Muy diferente es la historia de la empresaria Julia Félix, que murió en la erupción del Vesubio en 79 d.C., en Pompeya. Allí regentaba «un negocio de lo mas interesante», una especie de complejo hostelero, con apartamentos de alquiler, baños públicos y tabernas. Parece que planeaba «cambiar de actividad para dedicarse a los negocios inmobiliarios». Algo notable, si se tiene en cuenta que, sobre el papel, las mujeres romanas podían tener propiedades pero no podían administrarlas por su cuenta. Julia Félix no pertenecía a la élite social ni cultural de la ciudad.

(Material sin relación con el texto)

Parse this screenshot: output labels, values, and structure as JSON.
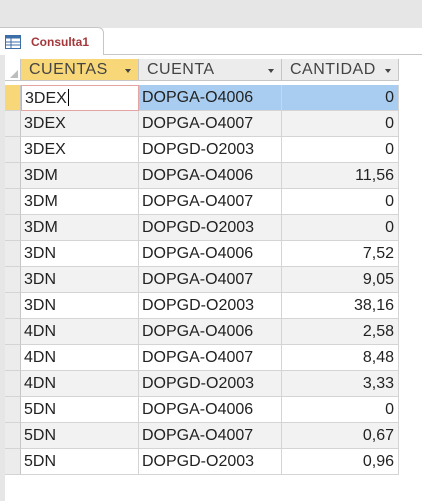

Una posición social bien diferente era la de Julia Mesa (165 - 224 d.C.), hija de Julio Basiano, sacerdote del dios del sol El-Gabal, el dios tutelar de Emesa, en Siria, y abuela de los emperadores Heliogábalo y Alejandro Severo. Julia Mesa sí que hizo «Cosas Importantes». En un lío sucesorio imposible de resumir aquí, participó en el asesinato del primero para llevar al poder al segundo. «No hay ningún contexto en el cual se podría suponer que Julia Mesa iba acabar como poder en la sombra que coronaría no a uno, sino a dos gobernantes del Imperio», comenta Southon sobre esta mujer excepcional que, «con 62 años lideró con éxito su segundo golpe de Estado en cinco años». Vivió lo suficiente para desmantelar la administración de Heliogábalo, «despedir a todos los cargos políticos y reiniciar toda la dinastía Severa». Al morir, Julia Mesa, «hija de un sacerdote provincial, se convirtió en diosa».
También hizo «Cosas Importantes» Septimia Zenobia (240-274 d.C.), «la única mujer en haber intentado proclamarse emperatriz», destaca Southon. Zenobia fue la segunda mujer del príncipe Septimio Odenato de Palmira, en Siria, dependiente del Imperio romano. Tras el asesinato de su marido, gobernó Palmira entre 267 y 272. «Fue socavando, sin prisa pero sin pausa, el alcance de la burocracia y el poder romanos en Siria y Mesopotamia». Llegó a tomar Egipto». Se dio cuenta de golpe de que era una enemiga de Roma, de modo que decidió ir a por todas: ir a por la usurpación y sin tapujos». Fue derrotada por Aureliano cuando solo tenía 32 años. Paseada como un trofeo por Roma, «luego se le concedió una casa en la ciudad y se le permitió vivir libre como una ciudadana privada».